We have several servers that support an HTTP request that presents a page of activity in a simple HTML table. I'd like to GET the page, find the table, and use the values as Splunk fields, and then the s as the values, with one Splunk event per table row.
Website input seems like the right app for this, but I can't quite get it working.
I defined the input to produce a preview like this:
| webscrape selector="#myTable tr" url="http://server1.ourcompany.com/cgi-bin/reportStatus.cgi" depth_limit=25 text_separator="|" empty_matches=0
And I use a sourcetype of, say, "server_status".
The results include the html table such as:
<table id="myTable" border="1">
<tbody>
<tr>
<th>Seq</th>
<th>Time</th>
<th>Source</th>
<th>Event</th>
</tr>
<tr style="background: rgb(224, 224, 224);">
<td>#1</td>
<td>2012_02_07 03:02:08</td>
<td>some-process_log</td>
<td>file received</td>
</tr>
<tr>...</tr>
</table>
I'm aiming for Splunk events that look like:
Seq=#1
Time=2012_02_07 03:02:08
Source=some-process_log
Event=file receive
What I see is:
|39||#45||2013_08_09 22:20||some processing source||Sending confirmation email|
This all seems like I'm going down the wrong rabbit hole. Can someone advise the right way to get this done?
Thanks!
Tables are kind of tricky.
I do think that parsing the data in Splunk's search language is the way to go.
1. Use webscrape search command and Search commands to index parsed data
You could use the webscrape search command along with some search commands to get the data and get it into the format you want. Then you could use the collect command to persist it the index you want in a fully parsed state.
2. Store the data in a separate index, then use a search to parse and reindex that data into the final index
Another approach would be to create an input to get the data and store it in a separate index and then use a scheduled search to parse the results and moved the parsed results to the index where you want the final data.
3. Use a search to parse the results directly
Finally, you could just the UI top create the input and then use some search commands each time you review the data that will parse out the matches (like you are currently doing).

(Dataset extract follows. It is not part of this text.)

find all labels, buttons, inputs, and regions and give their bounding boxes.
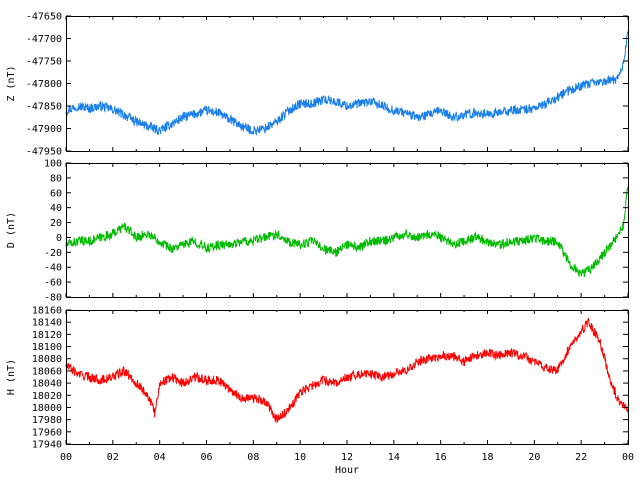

Thanks for the feedback. I admit to not following all your suggestions. I fixed up my #1 above and added a #4, which is background to the below approach in which I split the match field and assign fields manually. (I was obviously hoping that there was some magical way of having the TH tags become in essence the CVS header, and the TD tags the values. I suppose I could make a custom command in python to do this as well, but here's what I hacked for now. Not sure if which of your suggestions it's closest to (if any):
| webscrape selector="#ContentTbl tr" url="http:/server1.ourcompany.com/cgi-bin/reportStatus.cgi" depth_limit=25 text_separator="|" empty_matches=0
| fields match
| rex field=match mode=sed "s/\|\|/|/g"
| rex field=match mode=sed "s/^\|//"
| rex field=match mode=sed "s/\|$//"
| mvexpand match
| eval flds=split(match, "|")
| fields - match
| eval Seq=mvindex(flds,0)
| eval Time=mvindex(flds,1)
| eval Source=mvindex(flds,2)
| eval Event=mvindex(flds,3)
| fields - flds
The goal is to eventually do this for multiple servers 1, 2, 3..etc. Then splunkify somehow to do reporting against them. For this, I expect I'd have to refetch the data on a schedule and then dedup before indexing or adding to a lookup. I'm still a splunk newbie/lame-o, so feeling my way here.